Democratic Reps. Debbie Rodella of Espanola and James Madalena of Jemez Pueblo said they would vote against Hamilton's bill Thursday, when it returns to the committee. Hamilton had made numerous, last-minute amendments to her bill, so the committee delayed a vote for two days.
Even without seeing the edited proposal, Rodella said she would not support a bill that would make voting harder or impossible for poor people and old people.
Rodella said she knew lifelong homemakers who do not drive and have no bank account. But they vote in every election. If they had to produce a photo ID, they would not be
Hamilton's bill contains a provision for providing free state identification cards to people in the situation that Rodella described. But the bill contains no money to pay for any attendant costs, another reason critics said it should not pass.
Perhaps the hardest blow against Hamilton's effort was struck by Douglas Shaw, chief deputy clerk of Chaves County. He said his office uncovered seven cases of fraud in one election - all by absentee voters.
Nobody was prosecuted, Shaw said, despite an FBI inquiry. In-person voting turned up no such dishonesty, he said.
Various county clerks in New Mexico want a photo identification requirement for voters, but they oppose Hamilton's bill and its dual standards for voters, said Daniel Ivey-Soto, executive director of the clerks' organization.
Hamilton said she started with in-person voters as a first step toward eventually creating photo identification requirements for absentee voters.
As for exempting tribal members, Hamilton said, many of them do not like to be photographed. She said she respected this, and decided their tribal number was adequate identification.
Secretary of State Dianna Duran, a Republican, urged passage of the bill.

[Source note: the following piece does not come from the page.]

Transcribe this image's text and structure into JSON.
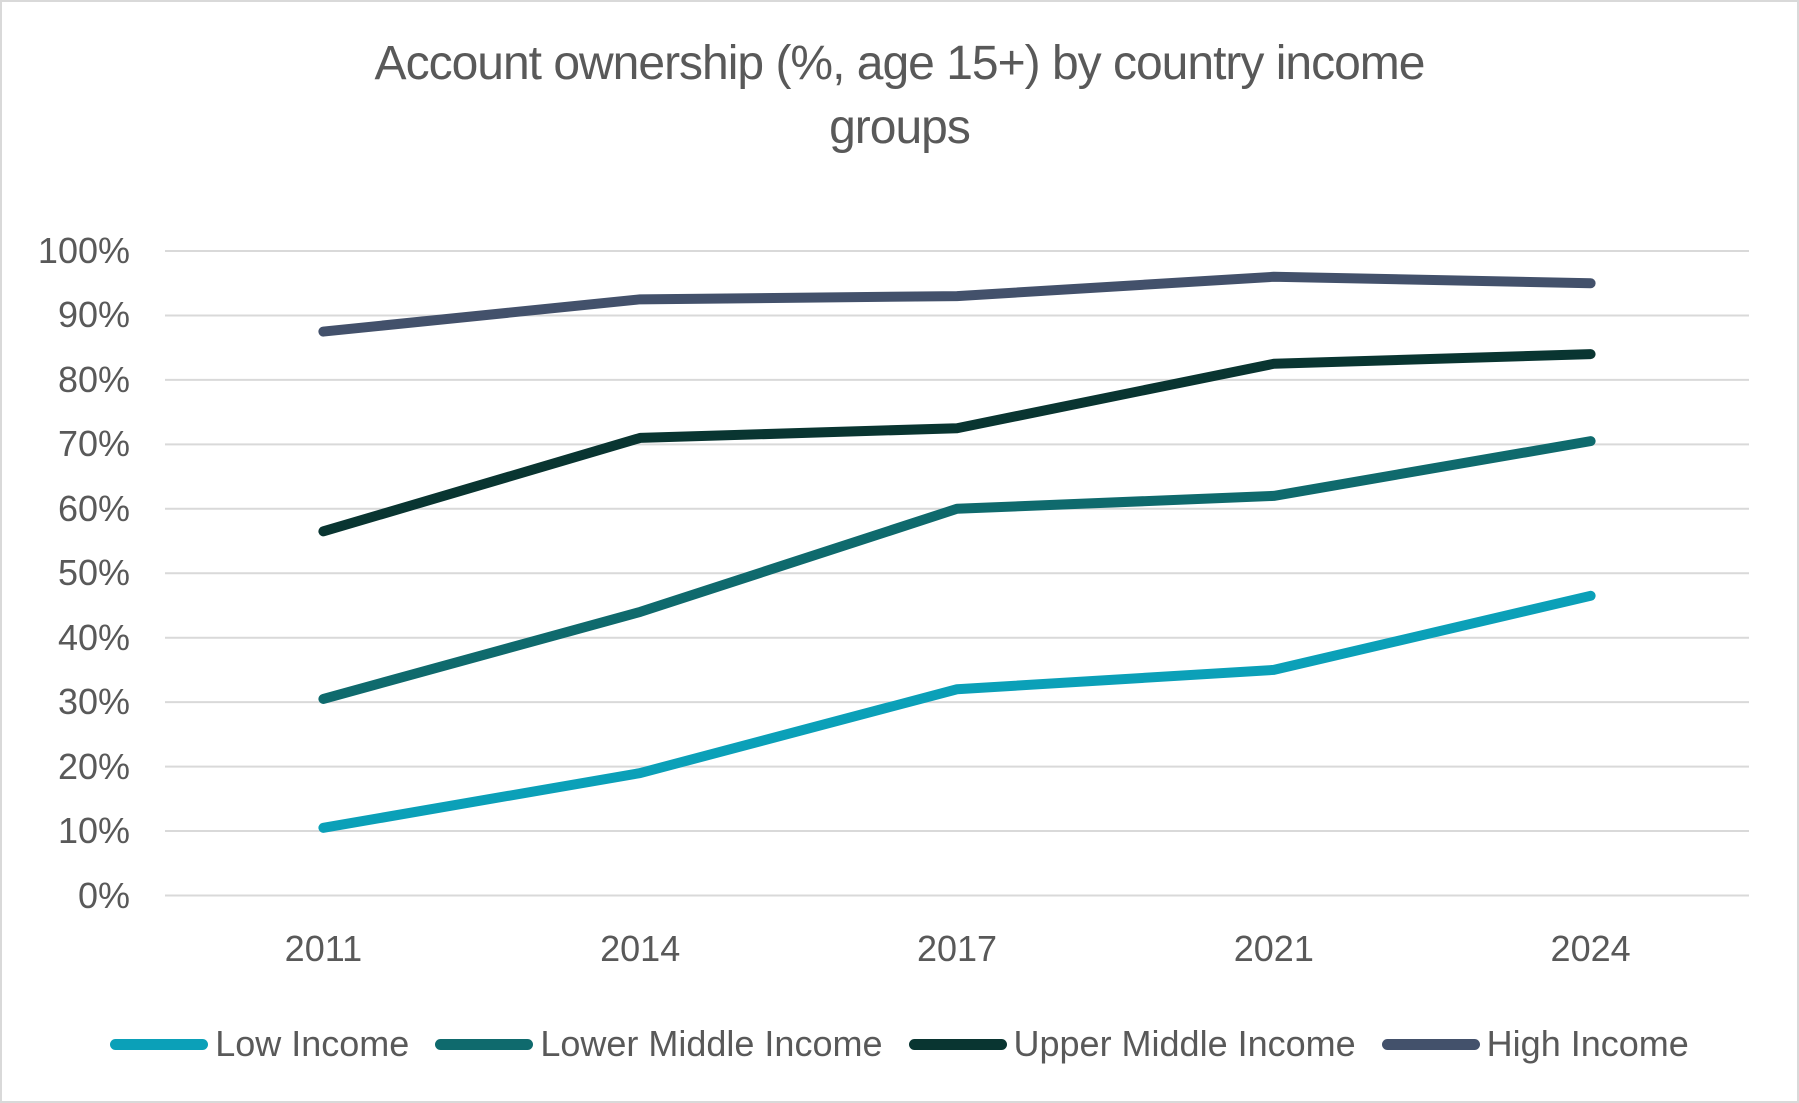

She said the public overwhelmingly wants voter identification.
Elaine Miller, president of the Federation of Republican Women of New Mexico, also testified for the bill. Miller said it was a common-sense approach to keeping elections honest.
A counterpoint came from Roy Streit of Placitas in Sandoval County. He said he had been a poll worker for years, and neither he nor any of his coworkers ever saw or uncovered fraud among in-person voters.
Plenty of times, Streit said, voters showed up at the wrong precinct. Mistakes occur every election day, he said, but fraud was "not even remotely an issue."